Here is another, of which the inventor claims
for it a power of cooking for a hundred
guests at once. Here is a maker, who
has a gas-cooking range, with roaster, oven,
copper boiler, and stewing-plate, "capable
for a dinner of sixty persons;" an
apparatus for stewing by jets of gas mixed
with atmospheric air; a gas gridiron for
broiling chops and steaks; and a gas apparatus
for toasting bread. A "pocket-stove"
is a conundrum not easily solved; but if
by pocket be meant portable, there is a nice
little affair entitled the "pocket stove for
cooking by gas;" this gas seems to be
generated in some way from heated spirits,
and in so far the stove is a humble relation
to the "magic" affair of M. Soyer.
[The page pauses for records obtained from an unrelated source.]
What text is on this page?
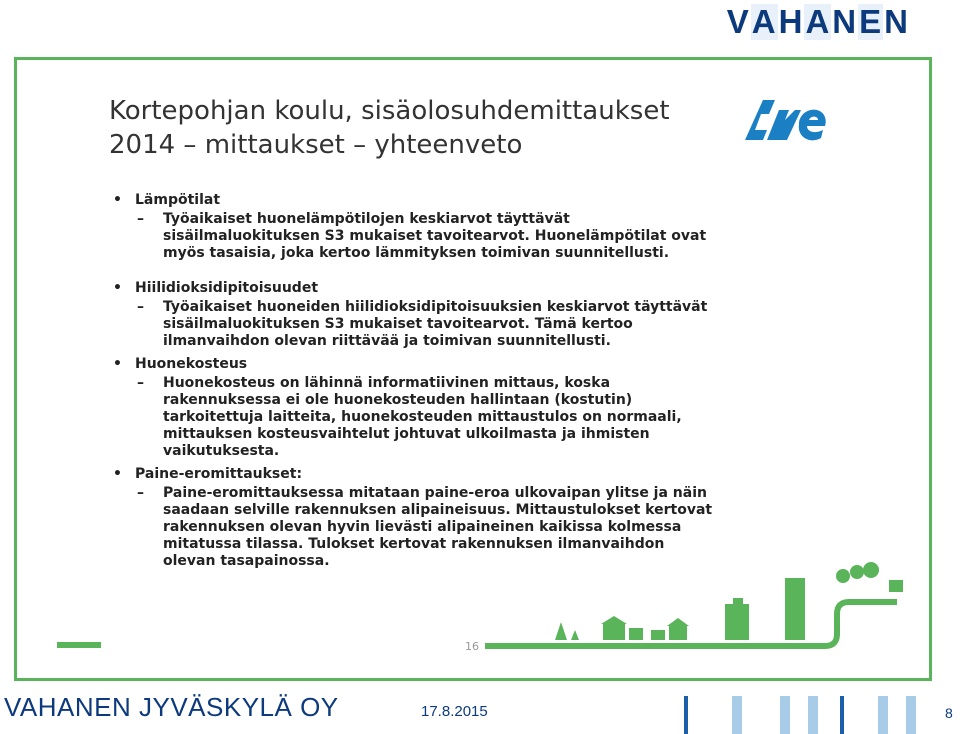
V A H A N E N
Kortepohjan koulu, sisäolosuhdemittaukset
2014 – mittaukset – yhteenveto
• Lämpötilat
– Työaikaiset huonelämpötilojen keskiarvot täyttävät sisäilmaluokituksen S3 mukaiset tavoitearvot. Huonelämpötilat ovat myös tasaisia, joka kertoo lämmityksen toimivan suunnitellusti.
• Hiilidioksidipitoisuudet
– Työaikaiset huoneiden hiilidioksidipitoisuuksien keskiarvot täyttävät sisäilmaluokituksen S3 mukaiset tavoitearvot. Tämä kertoo ilmanvaihdon olevan riittävää ja toimivan suunnitellusti.
• Huonekosteus
– Huonekosteus on lähinnä informatiivinen mittaus, koska rakennuksessa ei ole huonekosteuden hallintaan (kostutin) tarkoitettuja laitteita, huonekosteuden mittaustulos on normaali, mittauksen kosteusvaihtelut johtuvat ulkoilmasta ja ihmisten vaikutuksesta.
• Paine-eromittaukset:
– Paine-eromittauksessa mitataan paine-eroa ulkovaipan ylitse ja näin saadaan selville rakennuksen alipaineisuus. Mittaustulokset kertovat rakennuksen olevan hyvin lievästi alipaineinen kaikissa kolmessa mitatussa tilassa. Tulokset kertovat rakennuksen ilmanvaihdon olevan tasapainossa.
16
VAHANEN JYVÄSKYLÄ OY	17.8.2015	8
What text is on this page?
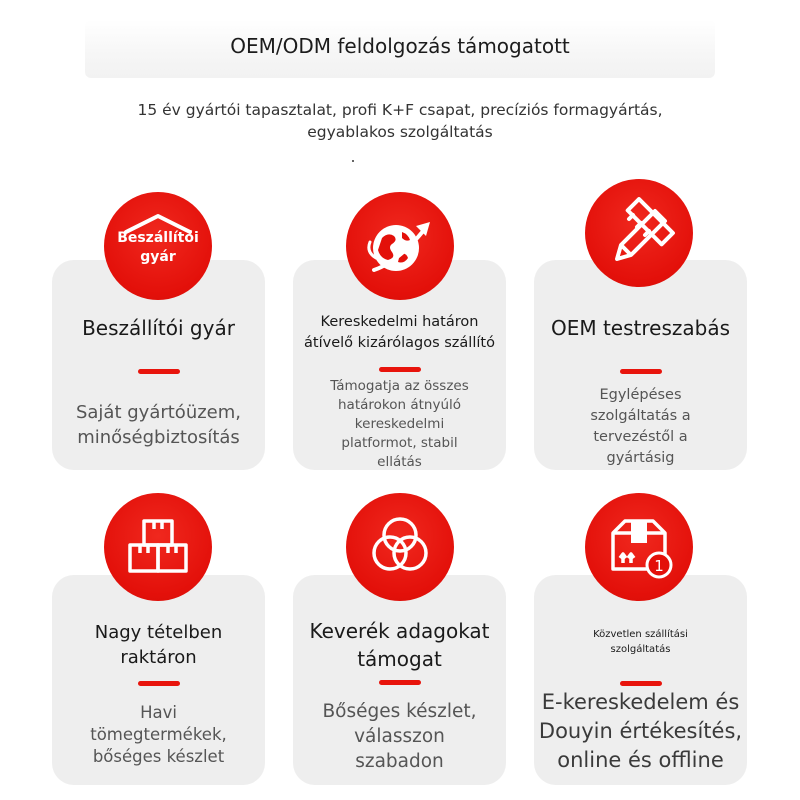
OEM/ODM feldolgozás támogatott
15 év gyártói tapasztalat, profi K+F csapat, precíziós formagyártás,
egyablakos szolgáltatás
Beszállítói
gyár
Beszállítói gyár
Saját gyártóüzem,
minőségbiztosítás
Kereskedelmi határon
átívelő kizárólagos szállító
Támogatja az összes
határokon átnyúló
kereskedelmi
platformot, stabil
ellátás
OEM testreszabás
Egylépéses
szolgáltatás a
tervezéstől a
gyártásig
Nagy tételben
raktáron
Havi
tömegtermékek,
bőséges készlet
Keverék adagokat
támogat
Bőséges készlet,
válasszon
szabadon
1
Közvetlen szállítási
szolgáltatás
E-kereskedelem és
Douyin értékesítés,
online és offline
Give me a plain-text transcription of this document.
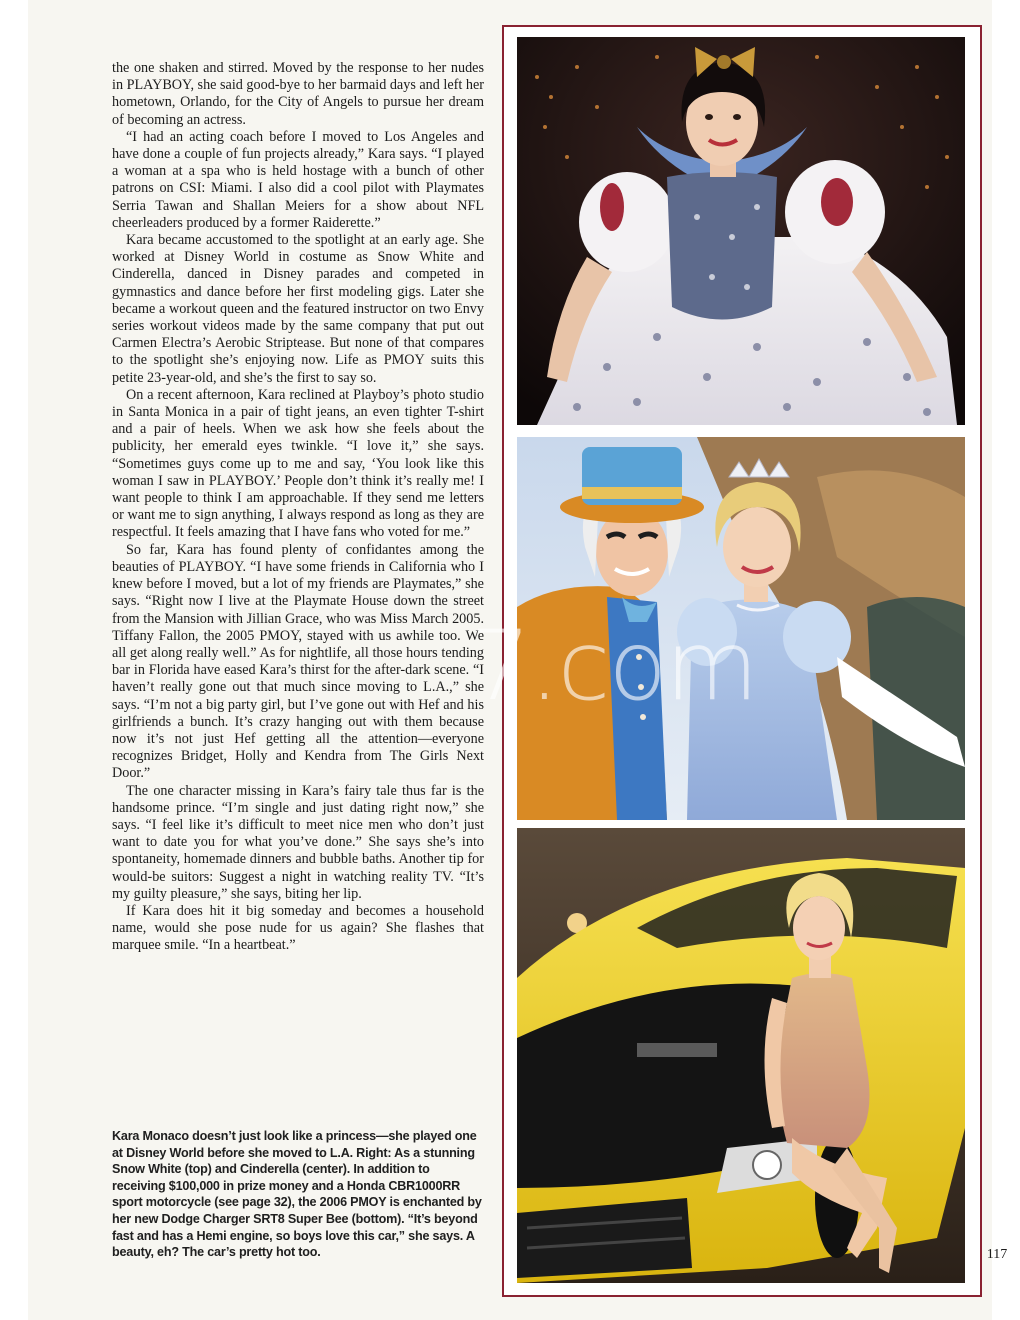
the one shaken and stirred. Moved by the response to her nudes in PLAYBOY, she said good-bye to her barmaid days and left her hometown, Orlando, for the City of Angels to pursue her dream of becoming an actress.

“I had an acting coach before I moved to Los Angeles and have done a couple of fun projects already,” Kara says. “I played a woman at a spa who is held hostage with a bunch of other patrons on CSI: Miami. I also did a cool pilot with Playmates Serria Tawan and Shallan Meiers for a show about NFL cheerleaders produced by a former Raiderette.”

Kara became accustomed to the spotlight at an early age. She worked at Disney World in costume as Snow White and Cinderella, danced in Disney parades and competed in gymnastics and dance before her first modeling gigs. Later she became a workout queen and the featured instructor on two Envy series workout videos made by the same company that put out Carmen Electra’s Aerobic Striptease. But none of that compares to the spotlight she’s enjoying now. Life as PMOY suits this petite 23-year-old, and she’s the first to say so.

On a recent afternoon, Kara reclined at Playboy’s photo studio in Santa Monica in a pair of tight jeans, an even tighter T-shirt and a pair of heels. When we ask how she feels about the publicity, her emerald eyes twinkle. “I love it,” she says. “Sometimes guys come up to me and say, ‘You look like this woman I saw in PLAYBOY.’ People don’t think it’s really me! I want people to think I am approachable. If they send me letters or want me to sign anything, I always respond as long as they are respectful. It feels amazing that I have fans who voted for me.”

So far, Kara has found plenty of confidantes among the beauties of PLAYBOY. “I have some friends in California who I knew before I moved, but a lot of my friends are Playmates,” she says. “Right now I live at the Playmate House down the street from the Mansion with Jillian Grace, who was Miss March 2005. Tiffany Fallon, the 2005 PMOY, stayed with us awhile too. We all get along really well.” As for nightlife, all those hours tending bar in Florida have eased Kara’s thirst for the after-dark scene. “I haven’t really gone out that much since moving to L.A.,” she says. “I’m not a big party girl, but I’ve gone out with Hef and his girlfriends a bunch. It’s crazy hanging out with them because now it’s not just Hef getting all the attention—everyone recognizes Bridget, Holly and Kendra from The Girls Next Door.”

The one character missing in Kara’s fairy tale thus far is the handsome prince. “I’m single and just dating right now,” she says. “I feel like it’s difficult to meet nice men who don’t just want to date you for what you’ve done.” She says she’s into spontaneity, homemade dinners and bubble baths. Another tip for would-be suitors: Suggest a night in watching reality TV. “It’s my guilty pleasure,” she says, biting her lip.

If Kara does hit it big someday and becomes a household name, would she pose nude for us again? She flashes that marquee smile. “In a heartbeat.”

Kara Monaco doesn’t just look like a princess—she played one at Disney World before she moved to L.A. Right: As a stunning Snow White (top) and Cinderella (center). In addition to receiving $100,000 in prize money and a Honda CBR1000RR sport motorcycle (see page 32), the 2006 PMOY is enchanted by her new Dodge Charger SRT8 Super Bee (bottom). “It’s beyond fast and has a Hemi engine, so boys love this car,” she says. A beauty, eh? The car’s pretty hot too.	117
7.com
The
chef de cuisine, just named, was once
employed in cooking a monstrously-large piece
of meat, to assist some jolly farmers in mourning
over the effects of free trade, at an
agricultural dinner in Devonshire; he employed
gas; and it is asserted that by an expenditure
of five shillings in this aerial fuel, and five
hours of time, he cooked a baronial joint of
beef weighing five hundred and sixty-five
pounds. Another inventor presents us with
a hand-bill, in which is a picture of a gas stove
as beautiful as a cabinet, and not much unlike
it in shape; he tells us that by this apparatus
a joint weighing twenty-five pounds may be
roasted for less than one penny; that it
requires no servant and no basting; and that
we may have the pleasure of seeing joints of
meat under process of roasting daily at his
premises. The efficiency or non-efficiency of
gas-cooking is among the controversies of the
day. We know an establishment in the west
of London, consisting of a large number of
persons, who make a very observable impression
on several large joints of meat every day.
Until a year ago or so, there was a fine old
range in the kitchen, and a fine fat old cook
to attend to it; and the beef and mutton were
done " to a turn;" but the expenditure of
coal was awful; and the owners, willing to
march with the age, spent about one hundred
guineas in fitting up a gas-cooking apparatus.
Twelve months sufficed to ruin the reputation
of the new-comer; cook was dissatisfied with
it, because it disturbed all her old ideas about
cookery; and the diners were dissatisfied
with it, because they said all the food seemed
sodden, and neither baked, nor roasted, nor
boiled properly; and the owners were
dissatisfied because the others were dissatisfied.